As one basis for his latest decision in this ongoing case, Judge Hardin accepted the assertions of NextWave executives that the fledgling carrier’s $750 million in new financing commitments from tower companies and equipment manufacturers would be jeopardized should a drawn-out appeals process ensue.
By contrast, the Second Circuit panel seemed unconvinced potential financial backers of NextWave would back out of their commitments if the bankruptcy reorganization confirmation and consummation hearing does not take place Sept. 8 as originally scheduled.
“A lot of lenders say their offer is good only for a specific length of time … Does this financing have a time limit?” Judge Newman asked.
In response, Schrier-Rape did not offer a date by which NextWave’s new lenders would back out.

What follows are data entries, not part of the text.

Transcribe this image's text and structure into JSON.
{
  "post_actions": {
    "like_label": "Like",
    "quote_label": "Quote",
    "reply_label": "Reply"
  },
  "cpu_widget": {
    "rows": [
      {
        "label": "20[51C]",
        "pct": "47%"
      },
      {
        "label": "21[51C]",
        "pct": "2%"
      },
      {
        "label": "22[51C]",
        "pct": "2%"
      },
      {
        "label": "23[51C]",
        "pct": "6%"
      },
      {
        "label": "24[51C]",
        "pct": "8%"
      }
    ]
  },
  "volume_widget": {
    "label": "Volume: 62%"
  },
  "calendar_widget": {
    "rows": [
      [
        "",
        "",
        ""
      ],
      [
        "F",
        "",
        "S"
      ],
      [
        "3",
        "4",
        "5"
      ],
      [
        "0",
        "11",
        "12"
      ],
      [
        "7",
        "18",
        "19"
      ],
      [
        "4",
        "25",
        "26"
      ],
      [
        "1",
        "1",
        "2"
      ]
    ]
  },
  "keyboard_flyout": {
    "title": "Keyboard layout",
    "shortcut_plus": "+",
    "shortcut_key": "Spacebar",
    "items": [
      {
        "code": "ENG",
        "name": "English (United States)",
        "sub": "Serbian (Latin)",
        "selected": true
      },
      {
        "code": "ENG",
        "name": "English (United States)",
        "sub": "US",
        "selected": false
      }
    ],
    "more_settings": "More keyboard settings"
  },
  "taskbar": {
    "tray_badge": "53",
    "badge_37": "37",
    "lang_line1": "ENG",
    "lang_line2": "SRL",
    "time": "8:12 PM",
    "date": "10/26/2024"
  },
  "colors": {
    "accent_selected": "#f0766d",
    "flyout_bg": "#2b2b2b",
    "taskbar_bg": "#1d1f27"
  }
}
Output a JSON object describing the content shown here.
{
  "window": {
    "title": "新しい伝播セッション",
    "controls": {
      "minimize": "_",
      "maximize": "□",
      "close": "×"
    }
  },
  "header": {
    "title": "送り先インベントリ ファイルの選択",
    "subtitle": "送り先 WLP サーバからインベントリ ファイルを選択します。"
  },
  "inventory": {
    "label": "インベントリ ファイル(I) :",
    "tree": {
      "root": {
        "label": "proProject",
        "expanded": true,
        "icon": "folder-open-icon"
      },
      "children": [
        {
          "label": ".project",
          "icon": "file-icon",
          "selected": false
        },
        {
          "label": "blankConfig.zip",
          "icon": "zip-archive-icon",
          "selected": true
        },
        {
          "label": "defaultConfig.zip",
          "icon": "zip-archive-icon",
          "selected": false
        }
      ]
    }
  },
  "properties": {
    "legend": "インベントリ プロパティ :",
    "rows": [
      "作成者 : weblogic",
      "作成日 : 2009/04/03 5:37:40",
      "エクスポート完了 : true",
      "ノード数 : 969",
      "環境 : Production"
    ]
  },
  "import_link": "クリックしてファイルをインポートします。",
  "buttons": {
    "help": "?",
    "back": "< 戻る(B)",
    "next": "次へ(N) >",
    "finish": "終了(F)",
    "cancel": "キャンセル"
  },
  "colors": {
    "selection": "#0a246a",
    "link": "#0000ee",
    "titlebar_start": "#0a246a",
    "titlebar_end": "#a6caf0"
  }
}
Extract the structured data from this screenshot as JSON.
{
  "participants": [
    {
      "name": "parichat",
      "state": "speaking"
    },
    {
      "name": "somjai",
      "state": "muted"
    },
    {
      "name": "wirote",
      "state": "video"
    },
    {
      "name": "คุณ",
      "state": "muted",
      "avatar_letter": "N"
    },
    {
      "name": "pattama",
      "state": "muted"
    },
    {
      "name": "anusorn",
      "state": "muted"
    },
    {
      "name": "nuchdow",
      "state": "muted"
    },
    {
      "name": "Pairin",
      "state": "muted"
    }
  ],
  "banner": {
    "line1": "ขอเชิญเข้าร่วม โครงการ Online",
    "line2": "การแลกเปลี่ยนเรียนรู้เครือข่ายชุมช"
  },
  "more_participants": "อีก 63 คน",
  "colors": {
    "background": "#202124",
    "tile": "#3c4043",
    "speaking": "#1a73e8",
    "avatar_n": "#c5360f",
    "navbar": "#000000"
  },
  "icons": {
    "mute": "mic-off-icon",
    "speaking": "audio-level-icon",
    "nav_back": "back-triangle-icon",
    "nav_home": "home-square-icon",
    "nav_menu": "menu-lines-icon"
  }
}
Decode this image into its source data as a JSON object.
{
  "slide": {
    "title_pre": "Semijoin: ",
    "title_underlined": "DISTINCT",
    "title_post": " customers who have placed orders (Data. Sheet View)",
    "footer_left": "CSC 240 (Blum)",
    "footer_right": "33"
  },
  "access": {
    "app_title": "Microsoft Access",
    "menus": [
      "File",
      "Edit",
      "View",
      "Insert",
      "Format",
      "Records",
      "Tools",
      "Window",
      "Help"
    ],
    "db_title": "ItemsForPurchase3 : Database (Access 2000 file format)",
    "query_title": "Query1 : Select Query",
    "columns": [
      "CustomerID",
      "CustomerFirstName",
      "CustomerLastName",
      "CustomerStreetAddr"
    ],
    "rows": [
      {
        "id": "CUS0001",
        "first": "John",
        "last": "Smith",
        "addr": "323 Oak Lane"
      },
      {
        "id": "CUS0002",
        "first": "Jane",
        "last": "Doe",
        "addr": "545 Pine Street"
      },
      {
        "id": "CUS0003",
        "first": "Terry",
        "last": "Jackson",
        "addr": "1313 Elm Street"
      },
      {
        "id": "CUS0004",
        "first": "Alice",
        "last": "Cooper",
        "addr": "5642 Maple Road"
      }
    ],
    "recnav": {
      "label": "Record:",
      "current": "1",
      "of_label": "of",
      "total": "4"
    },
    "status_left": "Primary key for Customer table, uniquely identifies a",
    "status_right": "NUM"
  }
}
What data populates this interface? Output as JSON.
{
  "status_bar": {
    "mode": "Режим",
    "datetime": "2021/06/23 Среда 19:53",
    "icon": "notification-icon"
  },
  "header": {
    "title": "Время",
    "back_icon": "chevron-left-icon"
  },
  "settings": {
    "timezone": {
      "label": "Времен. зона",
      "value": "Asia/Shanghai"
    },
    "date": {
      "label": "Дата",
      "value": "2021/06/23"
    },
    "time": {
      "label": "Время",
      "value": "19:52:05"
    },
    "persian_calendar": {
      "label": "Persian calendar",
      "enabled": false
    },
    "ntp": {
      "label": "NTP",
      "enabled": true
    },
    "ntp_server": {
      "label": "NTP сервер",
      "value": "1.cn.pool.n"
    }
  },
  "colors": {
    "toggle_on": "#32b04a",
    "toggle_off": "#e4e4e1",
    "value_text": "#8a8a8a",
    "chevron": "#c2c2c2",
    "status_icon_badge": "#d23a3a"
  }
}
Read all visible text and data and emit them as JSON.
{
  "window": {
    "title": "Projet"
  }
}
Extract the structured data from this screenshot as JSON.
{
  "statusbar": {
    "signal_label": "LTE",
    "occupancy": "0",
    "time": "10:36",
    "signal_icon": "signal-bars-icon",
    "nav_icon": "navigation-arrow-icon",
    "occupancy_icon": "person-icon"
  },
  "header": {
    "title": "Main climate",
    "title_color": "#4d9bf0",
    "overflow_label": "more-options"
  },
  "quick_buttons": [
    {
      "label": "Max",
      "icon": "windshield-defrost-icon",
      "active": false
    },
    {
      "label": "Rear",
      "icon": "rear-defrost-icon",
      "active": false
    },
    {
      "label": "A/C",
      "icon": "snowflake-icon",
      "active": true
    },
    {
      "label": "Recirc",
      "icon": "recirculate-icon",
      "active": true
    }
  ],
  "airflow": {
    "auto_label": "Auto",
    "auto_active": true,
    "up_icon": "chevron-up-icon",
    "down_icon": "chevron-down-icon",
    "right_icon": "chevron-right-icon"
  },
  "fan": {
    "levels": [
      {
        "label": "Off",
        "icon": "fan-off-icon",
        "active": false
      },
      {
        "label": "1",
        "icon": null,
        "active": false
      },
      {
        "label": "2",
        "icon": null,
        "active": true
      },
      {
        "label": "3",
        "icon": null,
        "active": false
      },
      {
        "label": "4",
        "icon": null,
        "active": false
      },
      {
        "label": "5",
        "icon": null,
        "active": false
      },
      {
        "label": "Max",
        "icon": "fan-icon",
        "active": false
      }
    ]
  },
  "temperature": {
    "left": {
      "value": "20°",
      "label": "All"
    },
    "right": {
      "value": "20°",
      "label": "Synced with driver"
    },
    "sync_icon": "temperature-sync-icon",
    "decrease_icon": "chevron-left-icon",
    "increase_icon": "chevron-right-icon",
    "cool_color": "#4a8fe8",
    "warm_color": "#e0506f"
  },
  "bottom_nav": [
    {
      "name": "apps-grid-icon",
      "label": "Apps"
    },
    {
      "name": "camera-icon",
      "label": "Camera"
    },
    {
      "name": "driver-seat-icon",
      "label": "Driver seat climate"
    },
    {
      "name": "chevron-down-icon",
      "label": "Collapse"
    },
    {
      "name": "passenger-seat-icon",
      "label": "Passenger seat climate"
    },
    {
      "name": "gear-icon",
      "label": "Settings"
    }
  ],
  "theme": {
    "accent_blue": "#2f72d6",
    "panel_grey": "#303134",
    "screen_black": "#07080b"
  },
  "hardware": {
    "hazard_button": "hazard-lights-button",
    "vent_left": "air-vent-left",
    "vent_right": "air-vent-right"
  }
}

Instead, she said NextWave executives had testified before Judge Hardin that delays in completing a court-approved bankruptcy reorganization could place financing commitments “in grave jeopardy.”
In the Aug. 25 hearing before Judge Hardin, NextWave officials said the bankruptcy court’s reduction in the amount owed for C-block radio-frequency licenses had afforded the company access to financing it had not previously been able to gain.
NextWave plans to be a carrier’s carrier, offering fixed wireless local loop service, first for telephony and high-speed Internet access. Later, it plans to provide third-generation Code Division Multiple Access mobile voice and data services.
In a separate announcement Aug. 31, NextWave said that, in votes cast “by every class of creditors and equity interest holders … over 99 percent were acceptances” of its bankruptcy reorganization plan.
“In fact, no objections to confirmation of the plan were filed by the court-ordered deadline, so the confirmation hearing, when convened, will be uncontested,” the company said.
In related news, the Cellular Telecommunications Industry Association said it sent a letter to FCC Chairman William Kennard stating its concern that the way the FCC has handled the NextWave licensing issue damages the integrity of the licensing process. CTIA asked the commission to establish and publish procedures that would allow other companies to bid on NextWave or any other designated-entity spectrum.